I woke up and left him there snoring, tucking the covers over his tiny body a little tighter. I found hubby and asked if he wanted to sit with me and have a chai tea. I asked if he’d like to play cards, too. We sat, sipping our spicy tea, playing gin rummy. It took a few turns before we both remembered the rules. We’re a little rusty at slowly passing time with card games. After we’d been playing a few minutes, I realized that the last time we’d played cards together like this was when I was pregnant with our first child. Two days before my scheduled induction for being 10 days overdue, we sat in a kitchen 1500 miles from here at this same kitchen table, laying out sets of 3s and 10s, timing contractions in between discards. That day, more than 5 1/2 years ago feels like a lifetime ago. I can still remember the heat from that July day in New York. I remember checking my watch over and over. Could this really be it? Could I really go into labor before my induction? Am I really about to be a mother? Will I know what to do?  What if I don’t know what to do?
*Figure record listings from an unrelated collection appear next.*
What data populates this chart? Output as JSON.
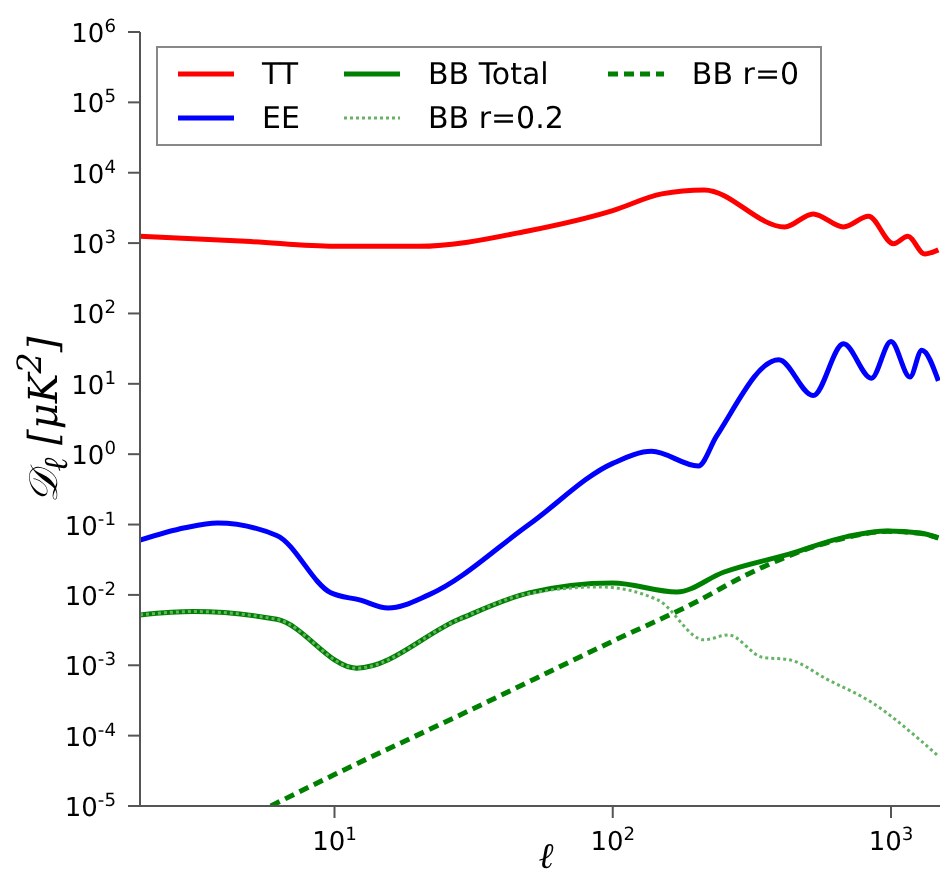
{
  "chart_data": {
    "type": "line",
    "xlabel": "ℓ",
    "ylabel": "𝒟$_{ℓ}$  [μK$^{2}$]",
    "log": "xy",
    "legend": "top",
    "marker": "none",
    "xlim": [
      2,
      1500
    ],
    "xticks": [
      {
        "value": 10,
        "label": "10$^{1}$"
      },
      {
        "value": 100,
        "label": "10$^{2}$"
      },
      {
        "value": 1000,
        "label": "10$^{3}$"
      }
    ],
    "ylim": [
      1e-05,
      1000000
    ],
    "yticks": [
      {
        "value": 1e-05,
        "label": "10$^{-5}$"
      },
      {
        "value": 0.0001,
        "label": "10$^{-4}$"
      },
      {
        "value": 0.001,
        "label": "10$^{-3}$"
      },
      {
        "value": 0.01,
        "label": "10$^{-2}$"
      },
      {
        "value": 0.1,
        "label": "10$^{-1}$"
      },
      {
        "value": 1,
        "label": "10$^{0}$"
      },
      {
        "value": 10,
        "label": "10$^{1}$"
      },
      {
        "value": 100,
        "label": "10$^{2}$"
      },
      {
        "value": 1000,
        "label": "10$^{3}$"
      },
      {
        "value": 10000,
        "label": "10$^{4}$"
      },
      {
        "value": 100000,
        "label": "10$^{5}$"
      },
      {
        "value": 1000000,
        "label": "10$^{6}$"
      }
    ],
    "series": [
      {
        "name": "TT",
        "color": "#ff0000",
        "line_style": "solid",
        "x": [
          2,
          5,
          10,
          20,
          50,
          100,
          150,
          213,
          415,
          525,
          675,
          830,
          1020,
          1150,
          1320,
          1480
        ],
        "values": [
          1250,
          1050,
          900,
          900,
          1500,
          2900,
          5000,
          5700,
          1700,
          2600,
          1700,
          2400,
          980,
          1250,
          700,
          800
        ]
      },
      {
        "name": "EE",
        "color": "#0000ff",
        "line_style": "solid",
        "x": [
          2,
          2.9,
          3.8,
          6.2,
          9.7,
          12.3,
          15.6,
          21.8,
          50,
          100,
          138,
          203,
          236,
          395,
          525,
          675,
          850,
          1000,
          1170,
          1290,
          1480
        ],
        "values": [
          0.06,
          0.09,
          0.105,
          0.07,
          0.0107,
          0.0085,
          0.0065,
          0.01,
          0.1,
          0.74,
          1.1,
          0.68,
          1.8,
          22,
          6.8,
          37,
          12,
          40,
          12.5,
          30,
          11
        ]
      },
      {
        "name": "BB Total",
        "color": "#008000",
        "line_style": "solid",
        "x": [
          2,
          3.1,
          6.2,
          12,
          28,
          50,
          100,
          170,
          250,
          430,
          700,
          970,
          1270,
          1480
        ],
        "values": [
          0.0052,
          0.0058,
          0.0045,
          0.00091,
          0.0045,
          0.0107,
          0.0148,
          0.011,
          0.021,
          0.038,
          0.068,
          0.081,
          0.076,
          0.065
        ]
      },
      {
        "name": "BB r=0.2",
        "color": "#66b366",
        "line_style": "dotted",
        "x": [
          2,
          3.1,
          6.2,
          12,
          28,
          50,
          90,
          145,
          213,
          260,
          345,
          430,
          590,
          860,
          1270,
          1480
        ],
        "values": [
          0.0052,
          0.0058,
          0.0045,
          0.00091,
          0.0045,
          0.0105,
          0.013,
          0.0085,
          0.0023,
          0.0027,
          0.0013,
          0.0012,
          0.00063,
          0.00029,
          8.7e-05,
          5.1e-05
        ]
      },
      {
        "name": "BB r=0",
        "color": "#008000",
        "line_style": "dashed",
        "x": [
          5.9,
          10,
          30,
          100,
          200,
          300,
          430,
          700,
          970,
          1270,
          1480
        ],
        "values": [
          1e-05,
          2.8e-05,
          0.00022,
          0.0022,
          0.008,
          0.019,
          0.036,
          0.066,
          0.08,
          0.075,
          0.064
        ]
      }
    ]
  }
}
Today, I sat at that same table and so many memories rushed back. A table full of dents, covered in glued on glitter, telling the stories of the most mundane moments that a family has spent together. The same table I sat at as a child for every bowl of Kix cereal before school and every family dinner. I thought of how when I was younger, my parents, brother and I all had our own spot at that table. I remember glasses of milk left there long after the evening dishes were done until we drank them. I remember cinnamon rolls and tangerines spread on that table on Christmas morning.

Small moments happen everyday. The moments we’ll remember most aren’t the ones that are planned weeks in advance and cost the price of admission and concession stand food. The biggest moments are the small moments. The ones that happen right in the midst of the chaos and the mundane. Savor them.